Maide Arel (1907 – 1997)
Türk ressam Maide Arel 1907’de İstanbul’da doğdu. İlk ve Orta öğrenimini tamamladıktan sonra Güzel Sanatlar Akademisine giren sanatçı, burada sonradan gelini olduğu Mehmet Ruhi Arel bey, Nazmi Ziya ve Hikmet Onat‘dan ders almıştır. Eşi Şemsi Arel‘in görevi nedeniyle bulunduğu Erzincan’da fransızca ve müzik öğretmenliği yaptı.
1948’de Ankara Halkevi’nin açmış olduğu yarışmada ikincilik ödülü kazandı. Daha sonra Paris’te André Lhote, Fernand Léger ve Jean Metzinger’in atölyelerinde sanat eğitimini geliştirdi.
İlk kişisel sergisini Paris dönüşü, İstanbul’da açtı (1951). Ayrıca Paris’te düzenlenen Kadın Ressamlar Sergisi’ne, Edinburgh Festivali’ne, kendisinin de görev aldığı Uluslararası Sanat Eleştiricileri Kongresi’nin, 1954’te İstanbul’da düzenlenmesi nedeniyle açılan sergiye katıldı.
Eşi Şemsi Arel ile Hatay’a giderek T.B.M.M. için bu ili görüntüleyen tablolar yaptı. 1959 yılında yurt dışı kişisel sergisini Paris’de eşi Şemsi Arel ile birlikte açtı. 1960’te Kadın Haklarını Koruma Derneği’nin Sanat Kolu sergisini Paris’e götürdü ve üyesi olduğu uluslararası derneğin sergisinde Türk Hamamı adlı eseriyle bronz madalya kazandı.

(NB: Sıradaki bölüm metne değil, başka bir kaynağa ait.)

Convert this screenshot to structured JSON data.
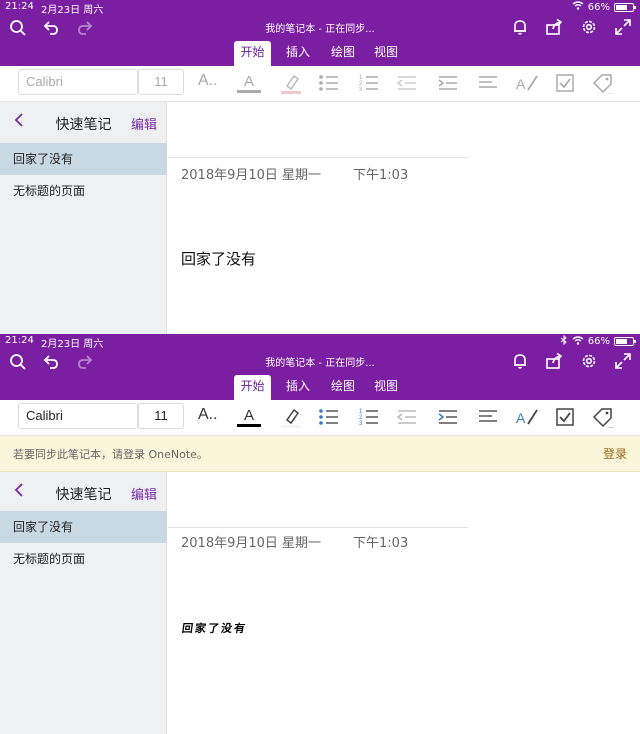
{
  "colors": {
    "accent": "#7b1fa2",
    "accent_dark": "#6f1f9a",
    "banner": "#fbf5dc",
    "selected_page": "#c8d9e4"
  },
  "screens": [
    {
      "status": {
        "time": "21:24",
        "date": "2月23日 周六",
        "battery": "66%",
        "battery_level": 0.66
      },
      "notebook_title": "我的笔记本 - 正在同步...",
      "tabs": [
        "开始",
        "插入",
        "绘图",
        "视图"
      ],
      "active_tab": "开始",
      "ribbon": {
        "font": "Calibri",
        "size": "11",
        "font_style_label": "A..",
        "font_color_label": "A"
      },
      "section": {
        "title": "快速笔记",
        "edit_label": "编辑"
      },
      "pages": [
        {
          "title": "回家了没有",
          "selected": true
        },
        {
          "title": "无标题的页面",
          "selected": false
        }
      ],
      "note": {
        "date": "2018年9月10日 星期一",
        "time": "下午1:03",
        "body": "回家了没有"
      }
    },
    {
      "status": {
        "time": "21:24",
        "date": "2月23日 周六",
        "battery": "66%",
        "battery_level": 0.66
      },
      "notebook_title": "我的笔记本 - 正在同步...",
      "tabs": [
        "开始",
        "插入",
        "绘图",
        "视图"
      ],
      "active_tab": "开始",
      "ribbon": {
        "font": "Calibri",
        "size": "11",
        "font_style_label": "A..",
        "font_color_label": "A"
      },
      "banner": {
        "message": "若要同步此笔记本，请登录 OneNote。",
        "action": "登录"
      },
      "section": {
        "title": "快速笔记",
        "edit_label": "编辑"
      },
      "pages": [
        {
          "title": "回家了没有",
          "selected": true
        },
        {
          "title": "无标题的页面",
          "selected": false
        }
      ],
      "note": {
        "date": "2018年9月10日 星期一",
        "time": "下午1:03",
        "body": "回家了没有"
      }
    }
  ]
}
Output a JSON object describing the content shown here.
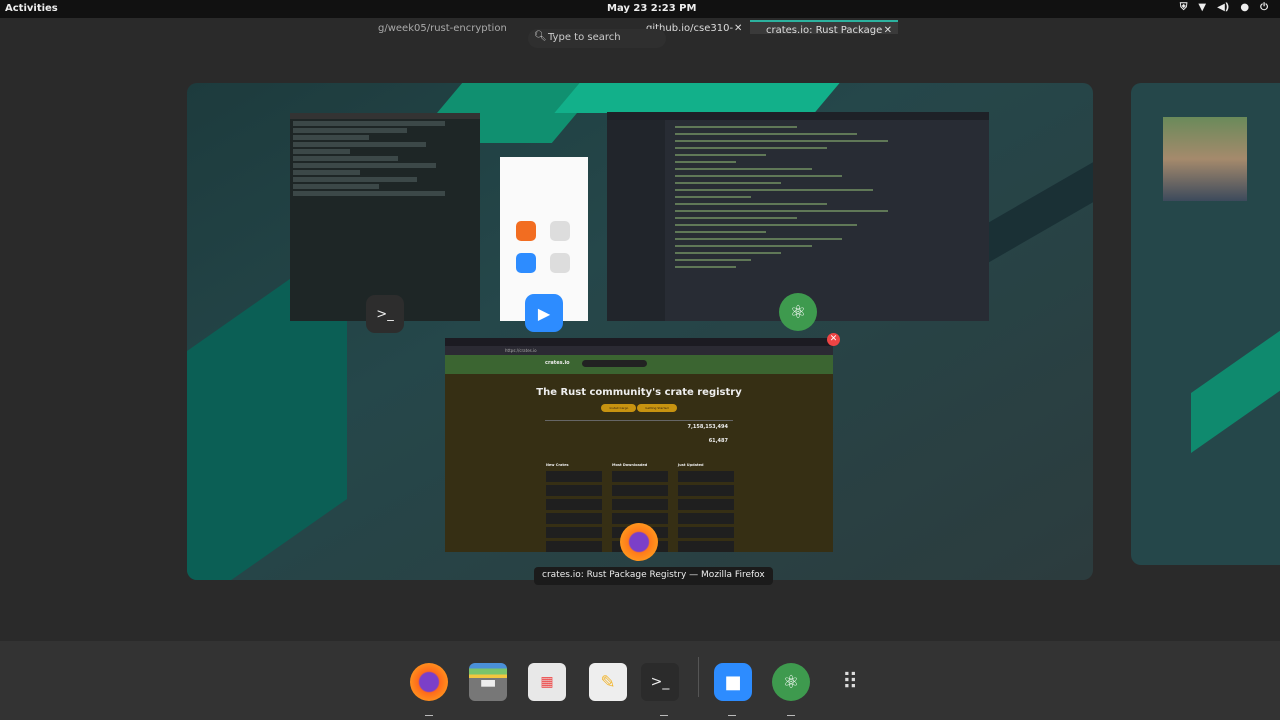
{
  "topbar": {
    "activities": "Activities",
    "clock": "May 23  2:23 PM"
  },
  "browser_tabs": {
    "tab1": "g/week05/rust-encryption",
    "tab2": "github.io/cse310-",
    "tab3": "crates.io: Rust Package"
  },
  "search": {
    "placeholder": "Type to search"
  },
  "crates_page": {
    "logo": "crates.io",
    "headline": "The Rust community's crate registry",
    "install_button": "Install Cargo",
    "getting_started_button": "Getting Started",
    "downloads": "7,158,153,494",
    "crates": "61,487",
    "columns": [
      {
        "title": "New Crates",
        "rows": [
          "",
          "",
          "",
          "",
          "",
          ""
        ]
      },
      {
        "title": "Most Downloaded",
        "rows": [
          "",
          "",
          "",
          "",
          "",
          ""
        ]
      },
      {
        "title": "Just Updated",
        "rows": [
          "",
          "",
          "",
          "",
          "",
          ""
        ]
      }
    ]
  },
  "caption": "crates.io: Rust Package Registry — Mozilla Firefox",
  "dock": [
    "Firefox",
    "Files",
    "Software",
    "Text Editor",
    "Terminal",
    "Zoom",
    "Atom",
    "Show Applications"
  ]
}
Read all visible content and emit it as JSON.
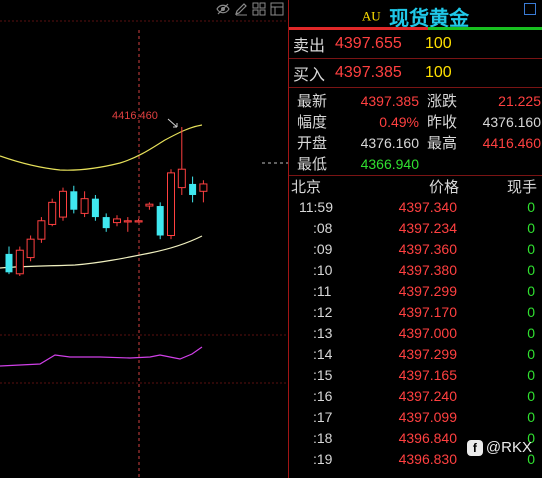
{
  "chart": {
    "high_annotation": "4416.460",
    "candles": [
      {
        "o": 4382.0,
        "c": 4377.0,
        "h": 4384.0,
        "l": 4376.5
      },
      {
        "o": 4376.6,
        "c": 4383.0,
        "h": 4384.0,
        "l": 4376.0
      },
      {
        "o": 4381.0,
        "c": 4386.0,
        "h": 4387.0,
        "l": 4380.0
      },
      {
        "o": 4386.0,
        "c": 4391.0,
        "h": 4392.0,
        "l": 4385.0
      },
      {
        "o": 4390.0,
        "c": 4396.0,
        "h": 4397.0,
        "l": 4389.5
      },
      {
        "o": 4392.0,
        "c": 4399.0,
        "h": 4400.0,
        "l": 4391.0
      },
      {
        "o": 4399.0,
        "c": 4394.0,
        "h": 4400.5,
        "l": 4393.0
      },
      {
        "o": 4393.0,
        "c": 4397.0,
        "h": 4399.0,
        "l": 4392.0
      },
      {
        "o": 4397.0,
        "c": 4392.0,
        "h": 4398.0,
        "l": 4391.0
      },
      {
        "o": 4392.0,
        "c": 4389.0,
        "h": 4393.0,
        "l": 4388.0
      },
      {
        "o": 4390.5,
        "c": 4391.5,
        "h": 4392.5,
        "l": 4389.5
      },
      {
        "o": 4391.0,
        "c": 4391.0,
        "h": 4392.0,
        "l": 4388.0
      },
      {
        "o": 4391.0,
        "c": 4391.0,
        "h": 4391.5,
        "l": 4390.5
      },
      {
        "o": 4395.0,
        "c": 4395.5,
        "h": 4396.0,
        "l": 4394.0
      },
      {
        "o": 4395.0,
        "c": 4387.0,
        "h": 4396.0,
        "l": 4386.0
      },
      {
        "o": 4387.0,
        "c": 4404.0,
        "h": 4405.0,
        "l": 4386.0
      },
      {
        "o": 4400.0,
        "c": 4405.0,
        "h": 4416.46,
        "l": 4398.0
      },
      {
        "o": 4401.0,
        "c": 4398.0,
        "h": 4403.0,
        "l": 4396.0
      },
      {
        "o": 4399.0,
        "c": 4401.0,
        "h": 4402.0,
        "l": 4396.0
      }
    ]
  },
  "quote": {
    "code": "AU",
    "name": "现货黄金",
    "buy_ratio": 0.55,
    "sell": {
      "label": "卖出",
      "price": "4397.655",
      "volume": "100"
    },
    "buy": {
      "label": "买入",
      "price": "4397.385",
      "volume": "100"
    },
    "stats": {
      "latest_label": "最新",
      "latest": "4397.385",
      "change_label": "涨跌",
      "change": "21.225",
      "amplitude_label": "幅度",
      "amplitude": "0.49%",
      "prev_close_label": "昨收",
      "prev_close": "4376.160",
      "open_label": "开盘",
      "open": "4376.160",
      "high_label": "最高",
      "high": "4416.460",
      "low_label": "最低",
      "low": "4366.940"
    },
    "ticks_header": {
      "time": "北京",
      "price": "价格",
      "volume": "现手"
    },
    "ticks": [
      {
        "time": "11:59",
        "price": "4397.340",
        "volume": "0"
      },
      {
        "time": ":08",
        "price": "4397.234",
        "volume": "0"
      },
      {
        "time": ":09",
        "price": "4397.360",
        "volume": "0"
      },
      {
        "time": ":10",
        "price": "4397.380",
        "volume": "0"
      },
      {
        "time": ":11",
        "price": "4397.299",
        "volume": "0"
      },
      {
        "time": ":12",
        "price": "4397.170",
        "volume": "0"
      },
      {
        "time": ":13",
        "price": "4397.000",
        "volume": "0"
      },
      {
        "time": ":14",
        "price": "4397.299",
        "volume": "0"
      },
      {
        "time": ":15",
        "price": "4397.165",
        "volume": "0"
      },
      {
        "time": ":16",
        "price": "4397.240",
        "volume": "0"
      },
      {
        "time": ":17",
        "price": "4397.099",
        "volume": "0"
      },
      {
        "time": ":18",
        "price": "4396.840",
        "volume": "0"
      },
      {
        "time": ":19",
        "price": "4396.830",
        "volume": "0"
      }
    ]
  },
  "watermark": {
    "text": "@RKX",
    "icon": "f"
  },
  "colors": {
    "up": "#ff4040",
    "down_candle": "#40e8f0",
    "down": "#30e030",
    "title": "#20c8e8",
    "volume_yellow": "#ffe000",
    "band_upper": "#e6e05a",
    "band_lower": "#f0f0c0",
    "indicator": "#d040e8",
    "crosshair": "#d04040"
  },
  "icons": [
    "eye-icon",
    "pencil-icon",
    "grid-icon",
    "layout-icon",
    "window-icon"
  ]
}
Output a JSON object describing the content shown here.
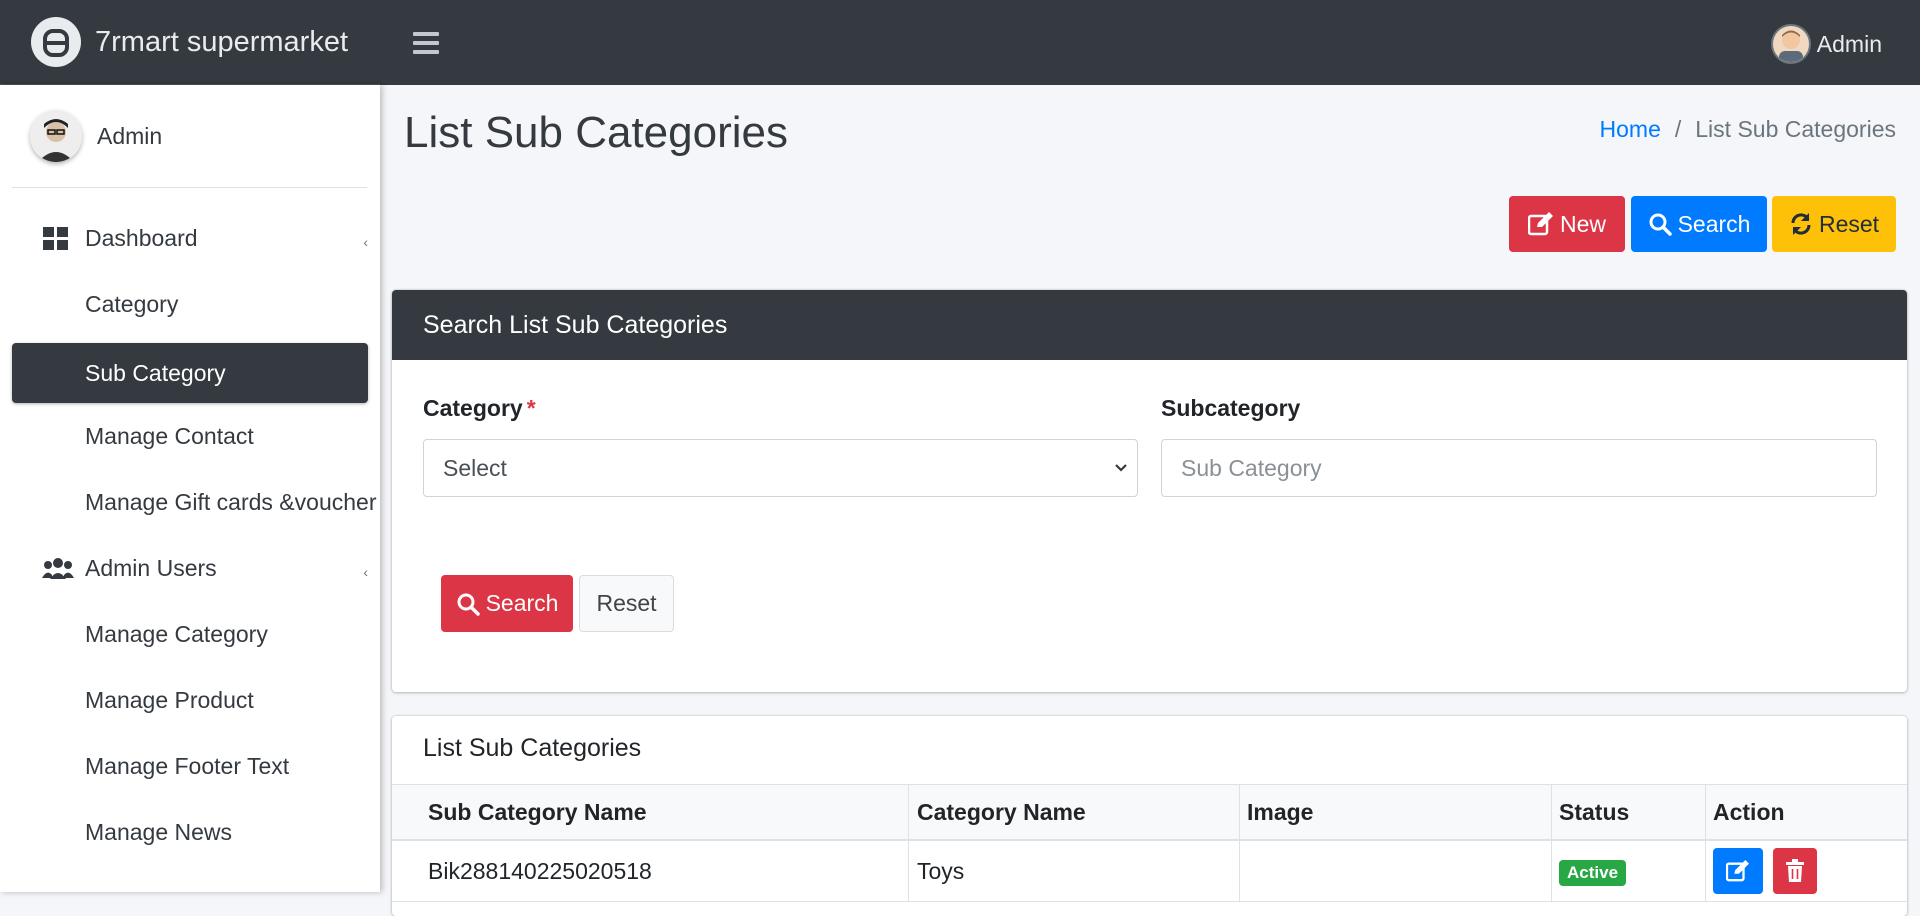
{
  "app": {
    "brand": "7rmart supermarket",
    "top_user": "Admin"
  },
  "sidebar": {
    "user_name": "Admin",
    "items": [
      {
        "label": "Dashboard",
        "icon": "dashboard-icon",
        "caret": "‹"
      },
      {
        "label": "Category"
      },
      {
        "label": "Sub Category",
        "active": true
      },
      {
        "label": "Manage Contact"
      },
      {
        "label": "Manage Gift cards &voucher"
      },
      {
        "label": "Admin Users",
        "icon": "users-icon",
        "caret": "‹"
      },
      {
        "label": "Manage Category"
      },
      {
        "label": "Manage Product"
      },
      {
        "label": "Manage Footer Text"
      },
      {
        "label": "Manage News"
      }
    ]
  },
  "page": {
    "title": "List Sub Categories",
    "breadcrumb": {
      "home": "Home",
      "sep": "/",
      "current": "List Sub Categories"
    }
  },
  "toolbar": {
    "new_label": "New",
    "search_label": "Search",
    "reset_label": "Reset"
  },
  "search_card": {
    "title": "Search List Sub Categories",
    "category_label": "Category",
    "required_mark": "*",
    "category_value": "Select",
    "subcategory_label": "Subcategory",
    "subcategory_placeholder": "Sub Category",
    "search_button": "Search",
    "reset_button": "Reset"
  },
  "list_card": {
    "title": "List Sub Categories",
    "columns": [
      "Sub Category Name",
      "Category Name",
      "Image",
      "Status",
      "Action"
    ],
    "rows": [
      {
        "sub_category": "Bik288140225020518",
        "category": "Toys",
        "image": "",
        "status": "Active"
      }
    ]
  },
  "colors": {
    "navbar": "#343a40",
    "primary": "#007bff",
    "danger": "#dc3545",
    "warning": "#ffc107",
    "success": "#28a745"
  }
}
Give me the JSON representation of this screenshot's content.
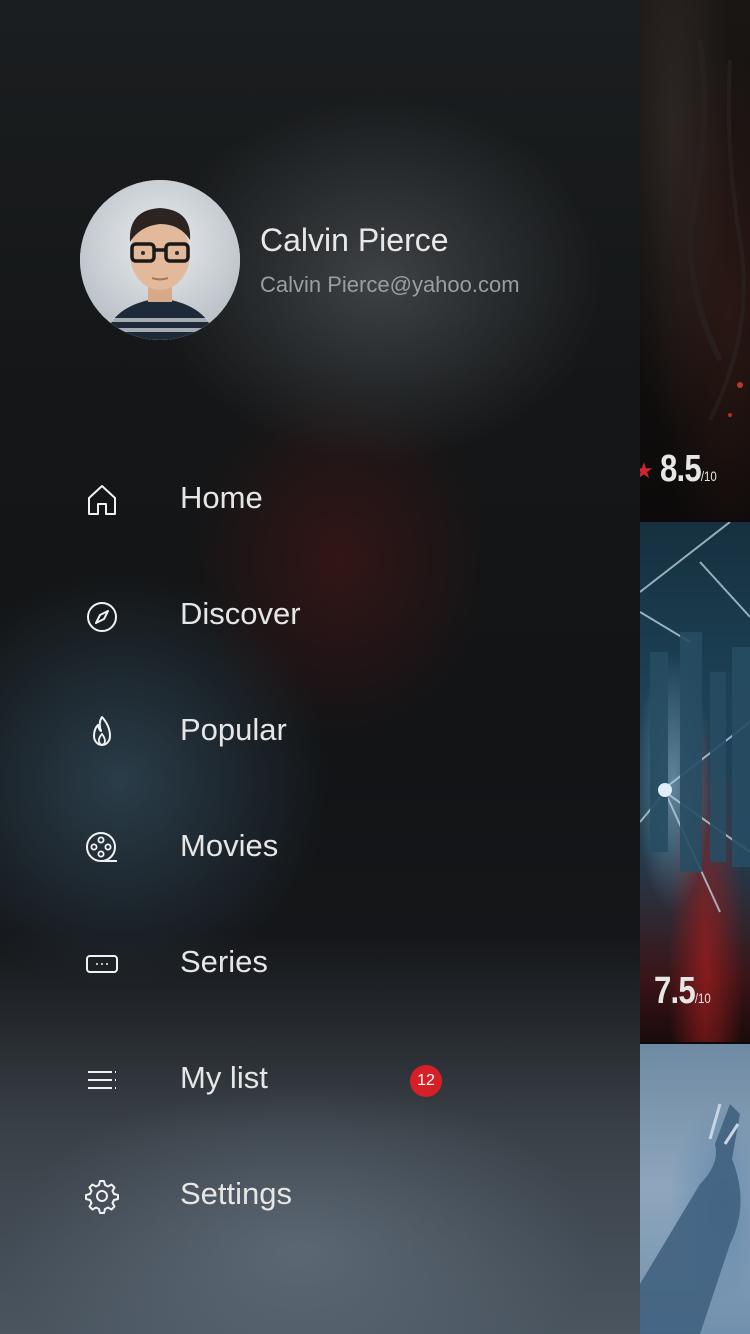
{
  "profile": {
    "name": "Calvin Pierce",
    "email": "Calvin Pierce@yahoo.com"
  },
  "menu": {
    "items": [
      {
        "label": "Home",
        "icon": "home-icon"
      },
      {
        "label": "Discover",
        "icon": "compass-icon"
      },
      {
        "label": "Popular",
        "icon": "flame-icon"
      },
      {
        "label": "Movies",
        "icon": "film-reel-icon"
      },
      {
        "label": "Series",
        "icon": "tv-icon"
      },
      {
        "label": "My list",
        "icon": "list-icon",
        "badge": "12"
      },
      {
        "label": "Settings",
        "icon": "gear-icon"
      }
    ]
  },
  "peek": {
    "cards": [
      {
        "rating": "8.5",
        "scale": "/10"
      },
      {
        "rating": "7.5",
        "scale": "/10"
      }
    ]
  },
  "colors": {
    "accent": "#d61f26",
    "text_primary": "#e6e6e6",
    "text_secondary": "#9a9ea2"
  }
}
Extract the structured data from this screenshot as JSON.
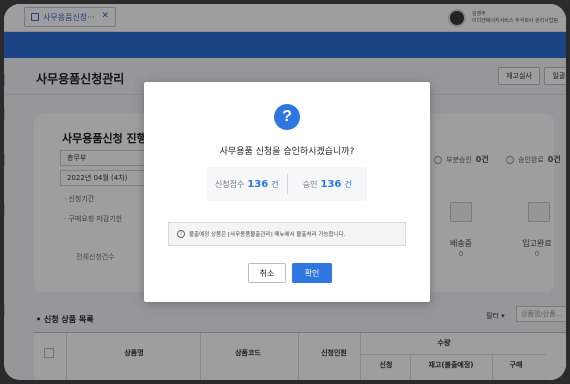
{
  "tabbar": {
    "tab_label": "사무용품신청···",
    "tab_close": "✕",
    "user_name": "김영주",
    "user_company": "이더앤에너지서비스 주식회사 관리사업팀"
  },
  "page": {
    "title": "사무용품신청관리",
    "btn_inventory": "재고실사",
    "btn_next": "일괄"
  },
  "card": {
    "title": "사무용품신청 진행",
    "select_dept": "총무부",
    "select_month": "2022년 04월 (4차)",
    "label_period": "· 신청기간",
    "label_deadline": "· 구매요청 마감기한",
    "label_total": "전체신청건수",
    "partial_label": "부분승인",
    "partial_count": "0건",
    "complete_label": "승인완료",
    "complete_count": "0건",
    "stage_delivery": "배송중",
    "stage_delivery_val": "0",
    "stage_stock": "입고완료",
    "stage_stock_val": "0"
  },
  "list": {
    "title": "• 신청 상품 목록",
    "filter": "필터 ▾",
    "search_placeholder": "상품명/상품...",
    "columns": {
      "product_name": "상품명",
      "product_code": "상품코드",
      "applicants": "신청인원",
      "quantity": "수량",
      "qty_apply": "신청",
      "qty_stock": "재고(불출예정)",
      "qty_purchase": "구매"
    }
  },
  "dialog": {
    "icon": "?",
    "message": "사무용품 신청을 승인하시겠습니까?",
    "received_label": "신청접수",
    "received_count": "136",
    "received_unit": "건",
    "approved_label": "승인",
    "approved_count": "136",
    "approved_unit": "건",
    "notice": "불출예정 상품은 [사무용품불출관리] 메뉴에서 불출처리 가능합니다.",
    "cancel": "취소",
    "confirm": "확인"
  },
  "colors": {
    "accent": "#2f76e0",
    "header": "#2f6fd6"
  }
}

Devlet sergilerinin yanı sıra Güzel Sanatlar Birliği’nin yıllık sergilerine de katılıp, özellikle, Türkiye’de kadın sanatçıların örgütlenmesinde etkili görevler üstlendi. 1982 ve 1984’te kişisel sergiler açtı.
Sanatı
Maide Arel’in resmi, eşi Şemsi Arel’in resmi ile aşağı yukarı benzer bir çizgide gelişmiştir. Ama, Şemsi Arel’in belli bir dönemde figürden bütünüyle kopan soyut resimlere yönelmesine karşılık, Maide Arel bütün çalışmalarında figüre bağlı kalmıştır. Yalnız, figürü daha çok Andre Lhote’un estetik anlayışına yakın bir doğrultuda, yüzey resmine bağlı bir duyarlık içinde ele almıştır.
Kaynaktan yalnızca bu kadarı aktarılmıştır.